Kenapa Pemberantasan Judi Online Masih Jalan di Tempat?

4 hours ago 1

Jakarta, CNN Indonesia --

Upaya pemerintah dalam memberantas kasus judi online (judol) di Indonesia hingga saat ini nampaknya masih menemui jalan buntu.

Berbagai upaya telah dilakukan pemerintah. Mulai dari memblokir situs hingga mencoret penerima bantuan sosial (bansos) yang terindikasi bermain judol.

Namun, nyatanya kecanduan masyarakat bermain judol masih belum bisa dihentikan. Pusat Pelaporan dan Analisis Transaksi Keuangan (PPATK) mencatat total transaksi judi daring atau online (judol) sejak Januari hingga Oktober 2025 mencapai Rp155 triliun.

ADVERTISEMENT

SCROLL TO CONTINUE WITH CONTENT

Meski demikian, Kepala PPATK Ivan Yustiavandana menyebut angka itu sudah jauh lebih rendah hingga 56 persen dari transaksi judi online yang terjadi pada 2024 sebanyak Rp359 triliun.

"Kalau dibandingkan tahun lalu, 12 (bulan) penuh itu Rp359 Triliun. Sekarang sudah hampir bulan ke-12, kita berhasil tekan sampai Rp155 triliun," ujarnya dalam konferensi pers, Jakarta, Selasa (4/11).

Lantas, mengapa upaya pemberantasan judol ini belum membuahkan hasil?

Pakar hukum pidana dari BINUS, Ahmad Sofian mengatakan judol merupakan bisnis kejahatan yang terstruktur, sistematis dan terorganisir.

"Sehingga kejahatan ini tidak mudah diberantas, kejahatan ini juga dapat beking yang kuat, karena itu bisnis illegal ini enggak mudah diberantas," kata Sofian kepada CNNIndonesia.com, Selasa (4/11) malam.

Selain itu, judol juga turut menggunakan teknologi informasi yang bisa dikendalikan dari luar Indonesia atau dari negara lain. Alhasil, proses penegakan hukum terhadap para pelaku pun terkendala secara yurisdiksi.

Sofian menyebut judol berbeda dengan kejahatan lain seperti teroris, perdagangan orang maupun korupsi yang pada umumnya dianggap sebagai kejahatan dalam sistem hukum di berbagai negara.

Di Indonesia, judi maupun judol dianggap sebagai sebuah kejahatan, sementara di banyak negara telah dianggap sebagai sebuah aktivitas legal.
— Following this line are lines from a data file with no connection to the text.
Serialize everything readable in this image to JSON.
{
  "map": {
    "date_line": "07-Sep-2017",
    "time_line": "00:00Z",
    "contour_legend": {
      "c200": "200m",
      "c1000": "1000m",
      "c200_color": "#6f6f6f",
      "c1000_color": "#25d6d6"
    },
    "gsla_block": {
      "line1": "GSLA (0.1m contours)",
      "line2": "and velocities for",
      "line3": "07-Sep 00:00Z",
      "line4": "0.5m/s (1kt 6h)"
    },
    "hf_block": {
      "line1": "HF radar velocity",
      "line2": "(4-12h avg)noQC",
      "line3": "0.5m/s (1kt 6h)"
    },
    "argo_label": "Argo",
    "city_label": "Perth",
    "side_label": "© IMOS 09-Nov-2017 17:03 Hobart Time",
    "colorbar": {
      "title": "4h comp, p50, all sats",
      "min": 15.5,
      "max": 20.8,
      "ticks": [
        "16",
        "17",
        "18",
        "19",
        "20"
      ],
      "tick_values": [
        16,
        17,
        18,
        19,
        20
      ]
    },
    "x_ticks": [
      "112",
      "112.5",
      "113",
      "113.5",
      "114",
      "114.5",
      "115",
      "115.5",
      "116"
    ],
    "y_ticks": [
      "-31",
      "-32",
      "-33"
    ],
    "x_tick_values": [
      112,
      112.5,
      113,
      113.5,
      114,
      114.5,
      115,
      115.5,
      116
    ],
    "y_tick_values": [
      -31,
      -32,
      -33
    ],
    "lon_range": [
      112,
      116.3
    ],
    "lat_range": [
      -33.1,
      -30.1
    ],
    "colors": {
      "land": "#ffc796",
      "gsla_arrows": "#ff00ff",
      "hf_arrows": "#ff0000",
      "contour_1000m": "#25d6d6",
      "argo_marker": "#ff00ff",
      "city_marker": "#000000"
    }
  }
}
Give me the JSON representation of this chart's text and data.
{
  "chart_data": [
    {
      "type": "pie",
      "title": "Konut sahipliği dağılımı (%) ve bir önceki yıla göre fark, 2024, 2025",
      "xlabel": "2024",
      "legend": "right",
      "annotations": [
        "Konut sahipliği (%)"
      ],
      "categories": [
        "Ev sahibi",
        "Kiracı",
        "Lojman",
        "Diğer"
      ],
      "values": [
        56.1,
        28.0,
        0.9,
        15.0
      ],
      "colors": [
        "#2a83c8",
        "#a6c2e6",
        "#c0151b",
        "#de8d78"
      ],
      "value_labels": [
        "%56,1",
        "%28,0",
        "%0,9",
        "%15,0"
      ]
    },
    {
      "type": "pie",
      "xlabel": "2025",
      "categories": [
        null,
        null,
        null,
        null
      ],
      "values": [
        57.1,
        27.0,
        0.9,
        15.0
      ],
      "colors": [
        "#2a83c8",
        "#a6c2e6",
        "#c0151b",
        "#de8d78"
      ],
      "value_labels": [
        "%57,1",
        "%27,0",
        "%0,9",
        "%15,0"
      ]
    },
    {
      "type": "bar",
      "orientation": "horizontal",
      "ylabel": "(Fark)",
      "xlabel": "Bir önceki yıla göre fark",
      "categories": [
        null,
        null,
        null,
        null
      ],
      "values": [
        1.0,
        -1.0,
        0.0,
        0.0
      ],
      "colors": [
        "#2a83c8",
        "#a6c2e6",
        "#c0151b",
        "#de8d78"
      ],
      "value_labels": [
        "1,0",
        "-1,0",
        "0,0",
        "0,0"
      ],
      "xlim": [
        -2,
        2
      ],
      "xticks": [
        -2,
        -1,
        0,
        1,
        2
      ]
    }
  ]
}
"Karena di Indonesia judi online adalah kejahatan atau aktivitas ilegal, makanya uang dari Indonesia mengalir ke luar Indonesia, ke negara-negara yang aktivitas judi online bukan sebagai kejahatan," tutur dia.

"Kendala yang paling besar adalah soal yurisdiksi yang berada di luar sistem hukum Indonesia. Indonesia hanya bisa melakukan blocking dan larangan platform ini beroperasi di Indonesia," sambungnya.
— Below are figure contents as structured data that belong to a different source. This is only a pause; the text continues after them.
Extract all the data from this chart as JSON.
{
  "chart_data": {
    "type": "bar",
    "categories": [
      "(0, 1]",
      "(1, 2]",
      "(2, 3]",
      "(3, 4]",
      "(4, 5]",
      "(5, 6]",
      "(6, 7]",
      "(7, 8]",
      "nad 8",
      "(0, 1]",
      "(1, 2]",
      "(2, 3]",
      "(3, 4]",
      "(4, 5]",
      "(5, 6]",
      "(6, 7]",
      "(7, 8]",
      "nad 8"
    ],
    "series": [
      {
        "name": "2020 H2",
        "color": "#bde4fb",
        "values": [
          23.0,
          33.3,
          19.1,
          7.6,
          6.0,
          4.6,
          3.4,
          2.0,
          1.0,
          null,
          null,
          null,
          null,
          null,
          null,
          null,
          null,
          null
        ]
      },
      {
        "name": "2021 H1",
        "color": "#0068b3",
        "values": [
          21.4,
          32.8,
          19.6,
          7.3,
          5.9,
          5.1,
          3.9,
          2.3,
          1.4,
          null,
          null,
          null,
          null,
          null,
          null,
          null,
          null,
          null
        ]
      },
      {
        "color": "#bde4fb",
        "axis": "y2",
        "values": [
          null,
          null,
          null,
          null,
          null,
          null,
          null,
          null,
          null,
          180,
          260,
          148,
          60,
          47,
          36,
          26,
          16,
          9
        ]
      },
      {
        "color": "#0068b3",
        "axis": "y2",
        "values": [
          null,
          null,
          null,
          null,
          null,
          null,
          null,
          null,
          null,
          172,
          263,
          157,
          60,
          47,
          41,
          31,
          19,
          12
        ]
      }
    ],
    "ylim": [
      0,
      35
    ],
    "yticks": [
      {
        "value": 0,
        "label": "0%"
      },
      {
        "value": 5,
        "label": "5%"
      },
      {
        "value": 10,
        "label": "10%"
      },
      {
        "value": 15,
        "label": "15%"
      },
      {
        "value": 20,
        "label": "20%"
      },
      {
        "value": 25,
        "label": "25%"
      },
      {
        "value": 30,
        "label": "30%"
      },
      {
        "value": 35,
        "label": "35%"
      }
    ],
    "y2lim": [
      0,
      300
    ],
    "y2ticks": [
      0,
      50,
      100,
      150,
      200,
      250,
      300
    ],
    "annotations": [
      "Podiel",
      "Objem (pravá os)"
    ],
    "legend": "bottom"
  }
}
Menteri Koordinator Bidang Hukum, HAM, Imigrasi dan Pemasyarakatan Yusril Ihza Mahendra menyebut penegakan hukum dalam konteks pemberantasan judol tidak akan efektif jika tidak dikaitkan dengan tindak pidana pencucian uang atau TPPU.
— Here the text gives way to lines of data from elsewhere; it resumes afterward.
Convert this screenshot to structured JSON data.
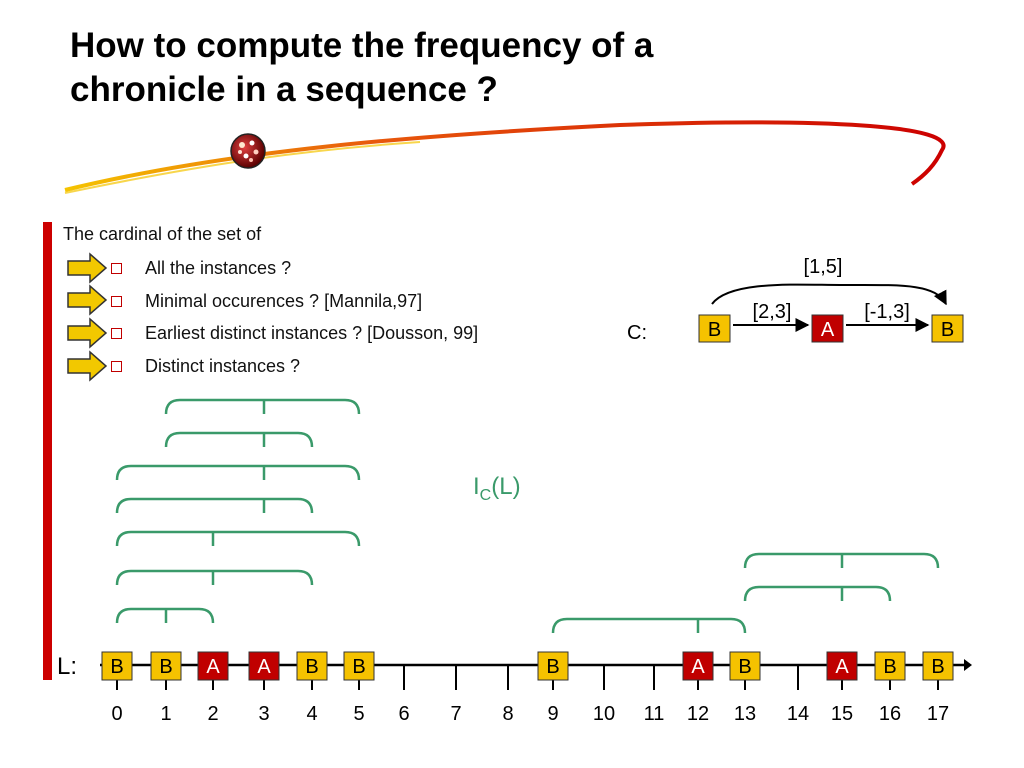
{
  "title": {
    "line1": "How to compute the frequency of a",
    "line2": "chronicle in a sequence ?"
  },
  "bullets": {
    "lead": "The cardinal of the set of",
    "items": [
      "All the instances ?",
      "Minimal occurences ? [Mannila,97]",
      "Earliest distinct instances ? [Dousson, 99]",
      "Distinct instances ?"
    ]
  },
  "chronicle": {
    "label": "C:",
    "events": [
      "B",
      "A",
      "B"
    ],
    "constraints": {
      "b_to_a": "[2,3]",
      "a_to_b": "[-1,3]",
      "b_to_b": "[1,5]"
    }
  },
  "instances_label": {
    "base": "I",
    "sub": "C",
    "arg": "(L)"
  },
  "sequence": {
    "label": "L:",
    "ticks": [
      "0",
      "1",
      "2",
      "3",
      "4",
      "5",
      "6",
      "7",
      "8",
      "9",
      "10",
      "11",
      "12",
      "13",
      "14",
      "15",
      "16",
      "17"
    ],
    "events": [
      {
        "t": 0,
        "type": "B"
      },
      {
        "t": 1,
        "type": "B"
      },
      {
        "t": 2,
        "type": "A"
      },
      {
        "t": 3,
        "type": "A"
      },
      {
        "t": 4,
        "type": "B"
      },
      {
        "t": 5,
        "type": "B"
      },
      {
        "t": 9,
        "type": "B"
      },
      {
        "t": 12,
        "type": "A"
      },
      {
        "t": 13,
        "type": "B"
      },
      {
        "t": 15,
        "type": "A"
      },
      {
        "t": 16,
        "type": "B"
      },
      {
        "t": 17,
        "type": "B"
      }
    ]
  },
  "instances": [
    [
      1,
      3,
      5
    ],
    [
      1,
      3,
      4
    ],
    [
      0,
      3,
      5
    ],
    [
      0,
      3,
      4
    ],
    [
      0,
      2,
      5
    ],
    [
      0,
      2,
      4
    ],
    [
      0,
      1,
      2
    ],
    [
      9,
      12,
      13
    ],
    [
      13,
      15,
      17
    ],
    [
      13,
      15,
      16
    ]
  ],
  "colors": {
    "event_B": "#f5c200",
    "event_A": "#c00000",
    "bracket": "#3a9a6a",
    "title_arc": "#d4161b",
    "left_bar": "#cc0000",
    "arrow_fill": "#f2c800"
  },
  "icons": [
    "bullet-arrow-icon",
    "checkbox-bullet-icon",
    "logo-icon"
  ]
}
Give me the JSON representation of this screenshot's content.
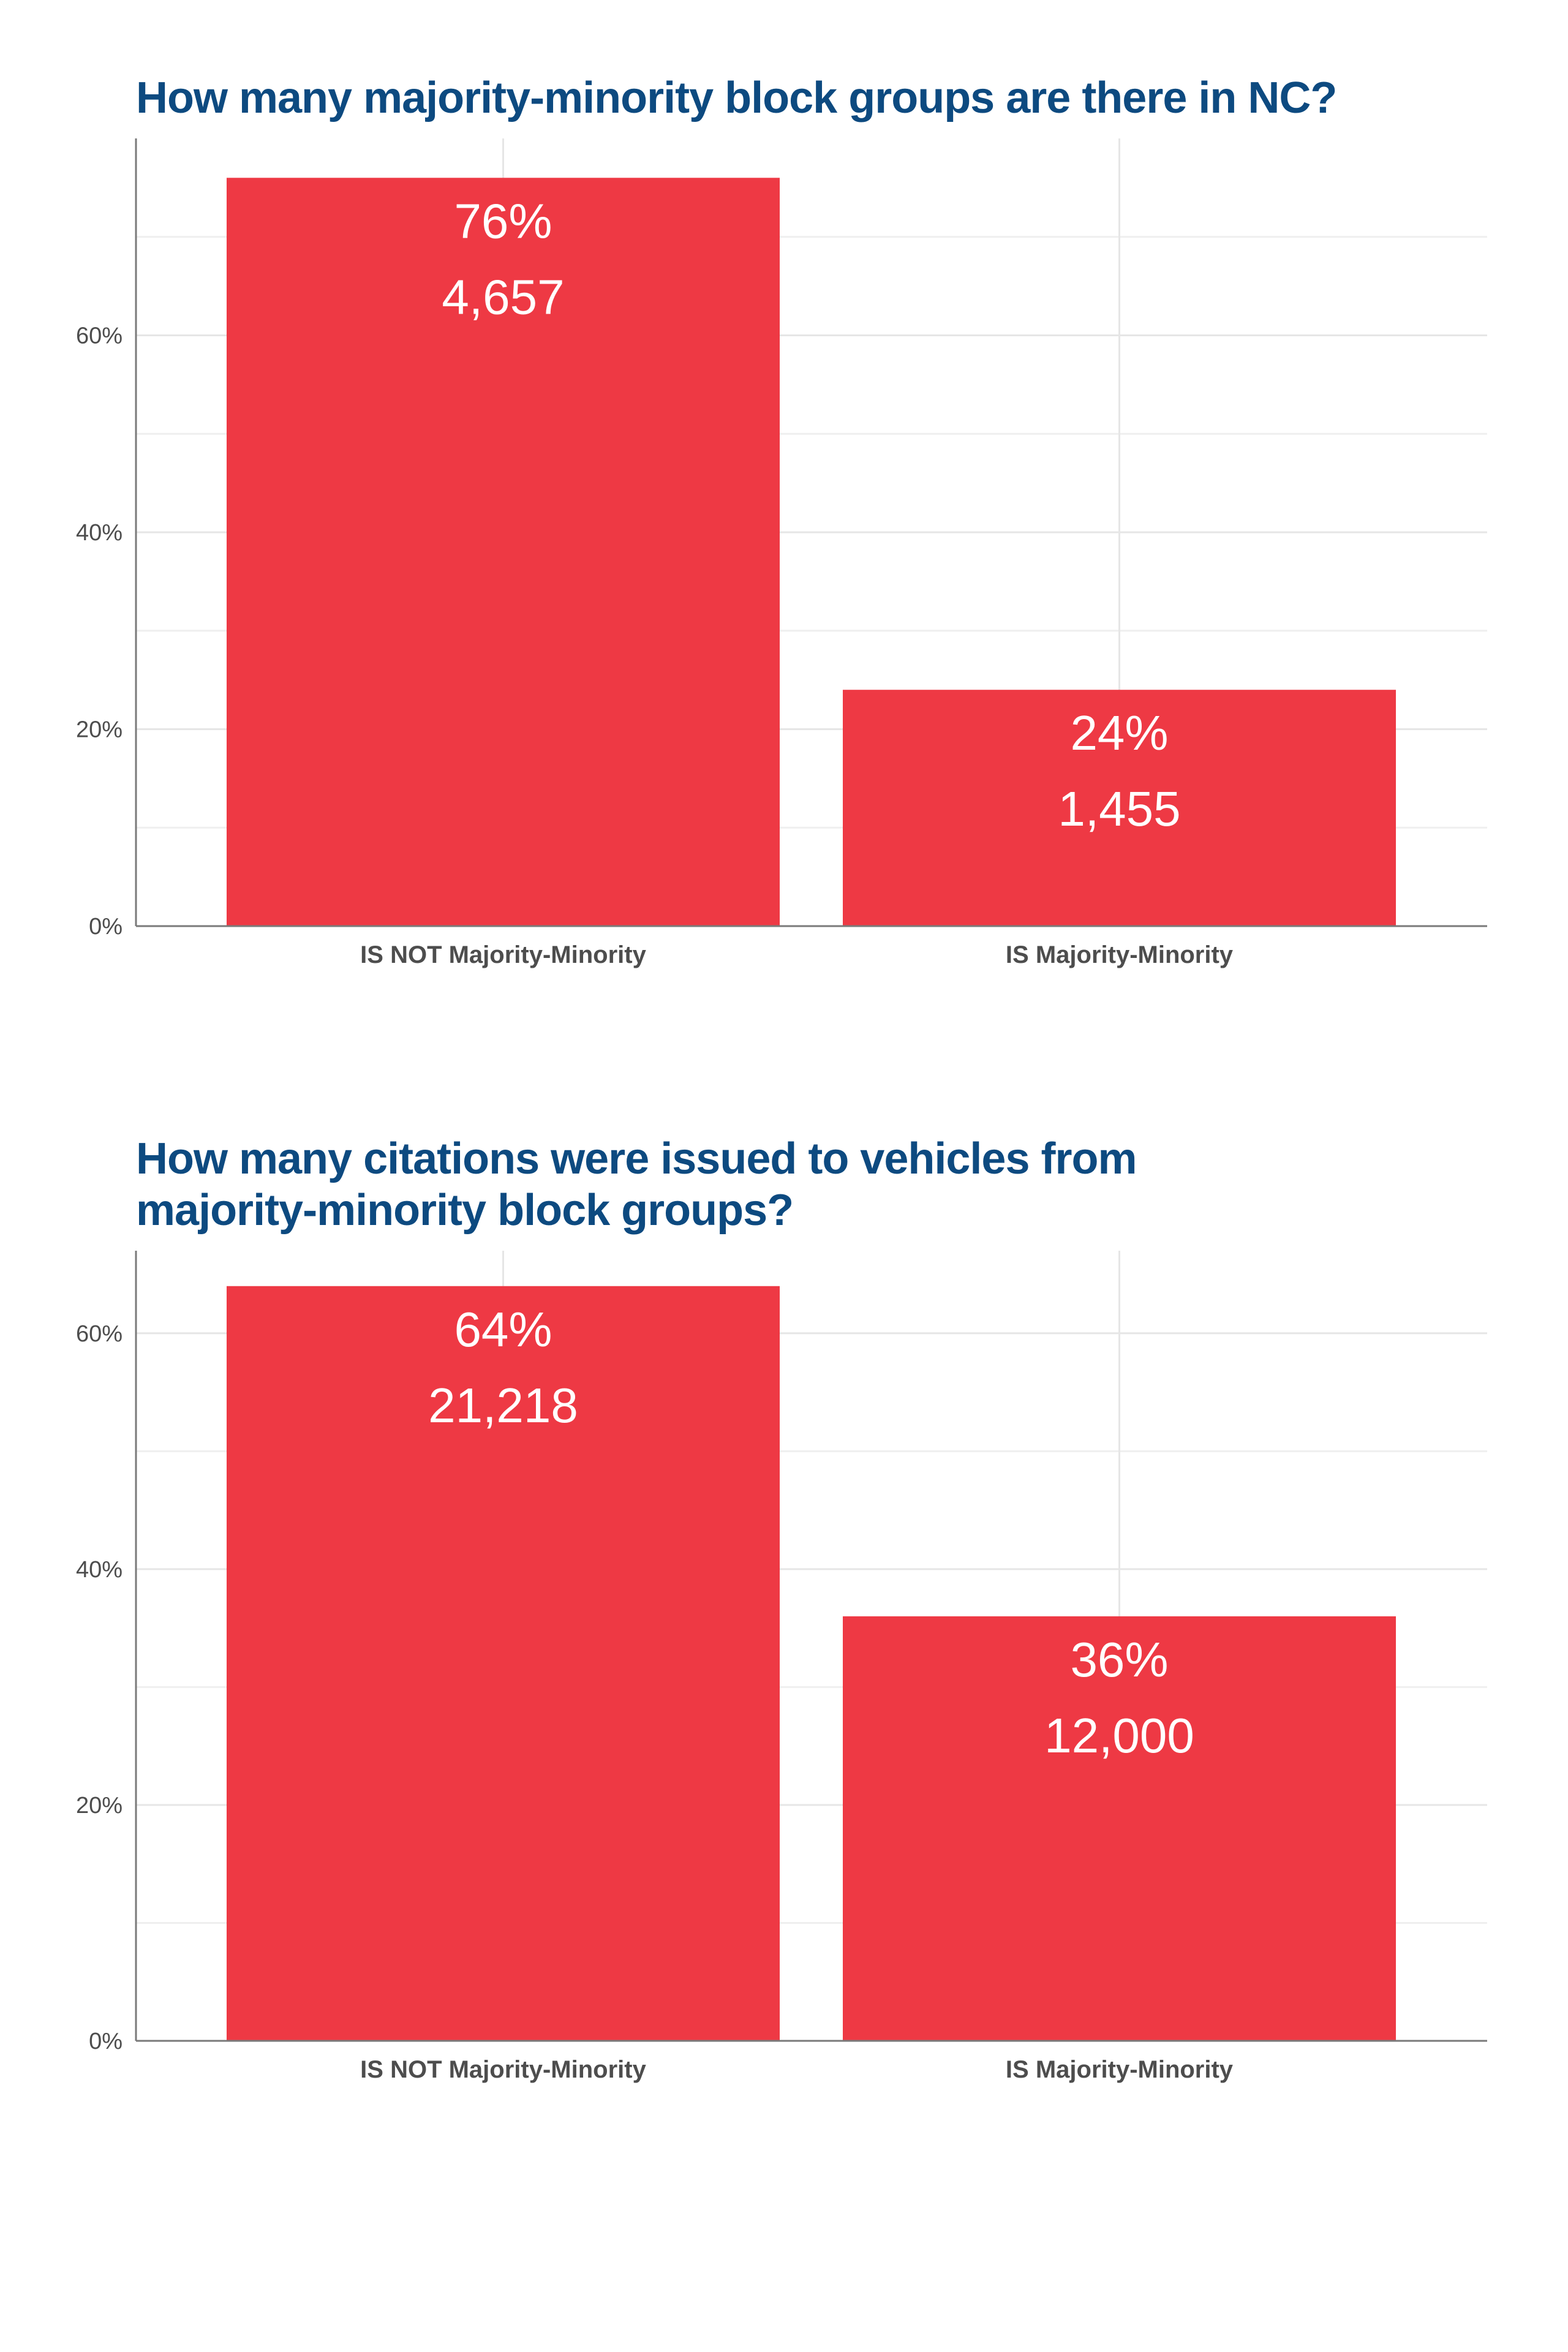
{
  "chart_data": [
    {
      "type": "bar",
      "title": "How many majority-minority block groups are there in NC?",
      "categories": [
        "IS NOT Majority-Minority",
        "IS Majority-Minority"
      ],
      "values": [
        76,
        24
      ],
      "percent_labels": [
        "76%",
        "24%"
      ],
      "count_labels": [
        "4,657",
        "1,455"
      ],
      "ylim": [
        0,
        80
      ],
      "yticks": [
        0,
        20,
        40,
        60
      ],
      "ytick_labels": [
        "0%",
        "20%",
        "40%",
        "60%"
      ],
      "xlabel": "",
      "ylabel": "",
      "grid": true,
      "bar_color": "#ee3944"
    },
    {
      "type": "bar",
      "title": "How many citations were issued to vehicles from majority-minority block groups?",
      "categories": [
        "IS NOT Majority-Minority",
        "IS Majority-Minority"
      ],
      "values": [
        64,
        36
      ],
      "percent_labels": [
        "64%",
        "36%"
      ],
      "count_labels": [
        "21,218",
        "12,000"
      ],
      "ylim": [
        0,
        67
      ],
      "yticks": [
        0,
        20,
        40,
        60
      ],
      "ytick_labels": [
        "0%",
        "20%",
        "40%",
        "60%"
      ],
      "xlabel": "",
      "ylabel": "",
      "grid": true,
      "bar_color": "#ee3944"
    }
  ]
}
Terkait hal tersebut, Sofian menyatakan penerapan UU TPPU juga tidak akan efektif dalam upaya pemberantasan judol. Sebab, mereka yang terlibat berasal dari berbagai latar belakang, lapisan umur dan dilakukan dari luar Indonesia.

"Sehingga kalaupun menggunakan TPPU menjadi tidak efektif juga, tindak pidana asal judinya ada tersebar di seluruh wilayah Indonesia, bahkan ada pemain judol Indonesia yang pergi ke Hong Kong, Singapore, Tiongkok, Makau, Malaysia dan Taiwan karena mudah dan legal," ucap dia.

Sementara itu, Chairman Lembaga Riset Keamanan Siber CISSReC Pratama Persadha menyebut kesulitan pemerintah dalam memberantas judol lantaran pendekatan yang dilakukan masih bersifat reaktif dan teknis semata, bukan sistemik dan intelijen.

Kata dia, upaya yang dilakukan Kementerian Komunikasi dan Digital (Komdigi) selama ini masih fokus pada pemblokiran situs. Padahal langkah ini terbukti tidak efektif karena hanya menyasar pada lapisan permukaan, yakni landing page situs judi.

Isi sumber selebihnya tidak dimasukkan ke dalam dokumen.